Com 600 mil segundas doses atrasadas, Pernambuco tem menos de 35% totalmente vacinados

Mais de 600 mil pessoas estão com a segunda dose da vacina contra a Covid-19 atrasada em Pernambuco, segundo o secretário estadual de Saúde, André Longo. Para reduzir esse déficit, o Estado prepara um Dia D de vacinação para 25 de setembro e recomenda ações anteriores realizadas pelos municípios que deverão culminar no mutirão. Imunizantes de três dos quatro fabricantes em uso no Brasil demandam as duas doses para que o esquema vacinal seja completo.

Pernambuco tem, segundo os dados mais recentes da Secretaria Estadual de Saúde (SES-PE), divulgados na segunda-feira (13), um total de 2.868.357 pessoas com a cobertura vacinal completa – sendo 2.695.366 com vacinas de duas doses e 172.991 com o imunizante de dose única da Janssen.

Esse total corresponde a 34,51% da população elegível para vacinação no Estado, que são todas as pessoas a partir dos 12 anos de idade, estimada em 8.311.541 pessoas. Ou seja, caso as 600 mil pessoas com segundas doses atrasadas já tivessem recebido o reforço, o Estado somaria cerca de 41,8% da população totalmente imunizada – mais de sete pontos percentuais em relação ao dado real.

No recorte em que se considera a totalidade dos habitantes do Estado, atualmente estimada em 9.674.793 pessoas, a cobertura vacinal completa é de 29,65%.

A cobertura de primeira dose no Estado se aproxima das 6 milhões de pessoas, com 5.942.401 aplicações – 71,5% da população elegível.  
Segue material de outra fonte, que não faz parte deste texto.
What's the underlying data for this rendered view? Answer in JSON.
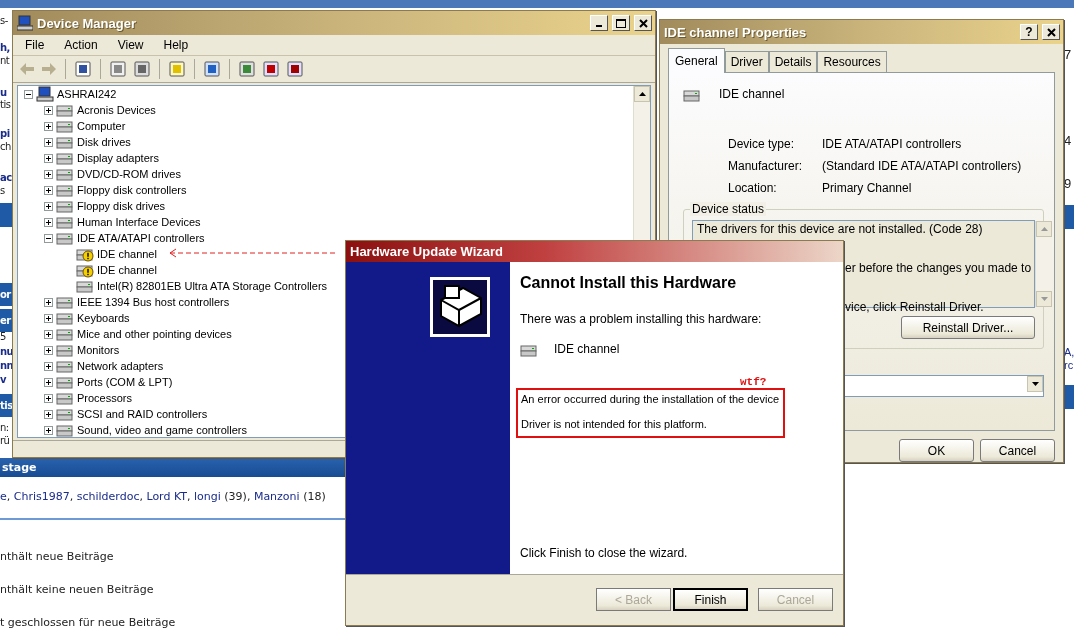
{
  "background_page": {
    "left_fragments": [
      {
        "text": "s-",
        "kind": "plain"
      },
      {
        "text": "h,",
        "kind": "link"
      },
      {
        "text": "nt",
        "kind": "plain"
      },
      {
        "text": "u",
        "kind": "link"
      },
      {
        "text": "tis",
        "kind": "plain"
      },
      {
        "text": "pi",
        "kind": "link"
      },
      {
        "text": "ch",
        "kind": "plain"
      },
      {
        "text": "ac",
        "kind": "link"
      },
      {
        "text": "s",
        "kind": "plain"
      },
      {
        "text": "or",
        "kind": "header"
      },
      {
        "text": "er",
        "kind": "header"
      },
      {
        "text": "5",
        "kind": "plain"
      },
      {
        "text": "nu",
        "kind": "link"
      },
      {
        "text": "nn",
        "kind": "link"
      },
      {
        "text": "v",
        "kind": "link"
      },
      {
        "text": "tis",
        "kind": "header"
      },
      {
        "text": "n:",
        "kind": "plain"
      },
      {
        "text": "rü",
        "kind": "plain"
      }
    ],
    "right_fragments": [
      {
        "text": "7",
        "kind": "plain"
      },
      {
        "text": "4",
        "kind": "plain"
      },
      {
        "text": "9",
        "kind": "plain"
      },
      {
        "text": "A,",
        "kind": "link"
      },
      {
        "text": "rc",
        "kind": "link"
      }
    ],
    "section_header": "stage",
    "online_users": [
      {
        "name": "e",
        "suffix": ","
      },
      {
        "name": "Chris1987",
        "suffix": ","
      },
      {
        "name": "schilderdoc",
        "suffix": ","
      },
      {
        "name": "Lord KT",
        "suffix": ","
      },
      {
        "name": "longi",
        "suffix": " (39),"
      },
      {
        "name": "Manzoni",
        "suffix": " (18)"
      }
    ],
    "legend": [
      "nthält neue Beiträge",
      "nthält keine neuen Beiträge",
      "t geschlossen für neue Beiträge"
    ]
  },
  "device_manager": {
    "title": "Device Manager",
    "menu": [
      "File",
      "Action",
      "View",
      "Help"
    ],
    "tree": {
      "label": "ASHRAI242",
      "expanded": true,
      "children": [
        {
          "label": "Acronis Devices",
          "expanded": false
        },
        {
          "label": "Computer",
          "expanded": false
        },
        {
          "label": "Disk drives",
          "expanded": false
        },
        {
          "label": "Display adapters",
          "expanded": false
        },
        {
          "label": "DVD/CD-ROM drives",
          "expanded": false
        },
        {
          "label": "Floppy disk controllers",
          "expanded": false
        },
        {
          "label": "Floppy disk drives",
          "expanded": false
        },
        {
          "label": "Human Interface Devices",
          "expanded": false
        },
        {
          "label": "IDE ATA/ATAPI controllers",
          "expanded": true,
          "children": [
            {
              "label": "IDE channel",
              "warning": true
            },
            {
              "label": "IDE channel",
              "warning": true
            },
            {
              "label": "Intel(R) 82801EB Ultra ATA Storage Controllers",
              "warning": false
            }
          ]
        },
        {
          "label": "IEEE 1394 Bus host controllers",
          "expanded": false
        },
        {
          "label": "Keyboards",
          "expanded": false
        },
        {
          "label": "Mice and other pointing devices",
          "expanded": false
        },
        {
          "label": "Monitors",
          "expanded": false
        },
        {
          "label": "Network adapters",
          "expanded": false
        },
        {
          "label": "Ports (COM & LPT)",
          "expanded": false
        },
        {
          "label": "Processors",
          "expanded": false
        },
        {
          "label": "SCSI and RAID controllers",
          "expanded": false
        },
        {
          "label": "Sound, video and game controllers",
          "expanded": false
        }
      ]
    }
  },
  "properties": {
    "title": "IDE channel Properties",
    "help_button": "?",
    "tabs": [
      {
        "label": "General",
        "selected": true
      },
      {
        "label": "Driver",
        "selected": false
      },
      {
        "label": "Details",
        "selected": false
      },
      {
        "label": "Resources",
        "selected": false
      }
    ],
    "device_name": "IDE channel",
    "fields": [
      {
        "label": "Device type:",
        "value": "IDE ATA/ATAPI controllers"
      },
      {
        "label": "Manufacturer:",
        "value": "(Standard IDE ATA/ATAPI controllers)"
      },
      {
        "label": "Location:",
        "value": "Primary Channel"
      }
    ],
    "status": {
      "title": "Device status",
      "lines": [
        "The drivers for this device are not installed. (Code 28)",
        "er before the changes you made to",
        "vice, click Reinstall Driver."
      ]
    },
    "reinstall_button": "Reinstall Driver...",
    "buttons": [
      "OK",
      "Cancel"
    ]
  },
  "wizard": {
    "title": "Hardware Update Wizard",
    "heading": "Cannot Install this Hardware",
    "intro": "There was a problem installing this hardware:",
    "device_name": "IDE channel",
    "annotation": "wtf?",
    "errors": [
      "An error occurred during the installation of the device",
      "Driver is not intended for this platform."
    ],
    "footer": "Click Finish to close the wizard.",
    "buttons": [
      {
        "label": "< Back",
        "disabled": true,
        "default": false
      },
      {
        "label": "Finish",
        "disabled": false,
        "default": true
      },
      {
        "label": "Cancel",
        "disabled": true,
        "default": false
      }
    ]
  }
}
O médico infectologista Gabriel Serrano lembra a importância da segunda aplicação para que os números da pandemia sigam em controle. Ele propõe como medida para incentivar essa ida da população aos postos, por exemplo, a implantação do passe de vacinação como obrigatório para frequentar alguns ambientes.

“Uma forma de estimular seria exigir a vacinação para mais coisas e de forma mais ostensiva. ‘Dia D’ é importante, mas deveria ter com frequência, todo mês, por exemplo”, defendeu o médico, que acrescentou a busca ativa da atenção básica em saúde e a facilitação do acesso à vacinação, com a redução de burocracia, como outros pontos importantes para acelerar a cobertura com segunda dose no Estado.

Pernambuco implantou, em setembro, o selo Passe Seguro PE, protocolo para realização de eventos-teste com até 1,2 mil pessoas. Para acessar os eventos, o público deve comprovar ter tomado as duas doses da vacina ou a dose única ou ter recebido ao menos a primeira e apresentar um teste de coronavírus com resultado negativo.

O infectologista Gabriel Serrano reitera que a cobertura vacinal completa é fundamental para a retomada à vida normal, como uma futura desobrigatoriedade do uso de máscaras, que, para ele, será possível apenas após atingirmos entre 80% e 90% da população totalmente imunizada.

“Quando falamos de uma dose, essa proteção dura menos tempo e não é tão eficaz. Quando a gente fala de duas doses, temos certeza que essa proteção vai funcionar por mais tempo e de forma mais eficaz. Somente a cobertura completa vai diminuir a carga viral circulante”, acrescentou Gabriel Serrano.

Além do déficit de pessoas com a segunda dose atrasada, Pernambuco tem 40 municípios sem estoque para a aplicação de reforço da vacina da AstraZeneca, segundo levantamento divulgado pela Secretaria Estadual de Saúde (SES-PE), na segunda-feira.

Para esses casos, diz a pasta, a recomendação é de uso da vacina da Pfizer caso haja estoque, num esquema chamado de heterólogo – quando há intercambialidade de fabricantes entre as doses.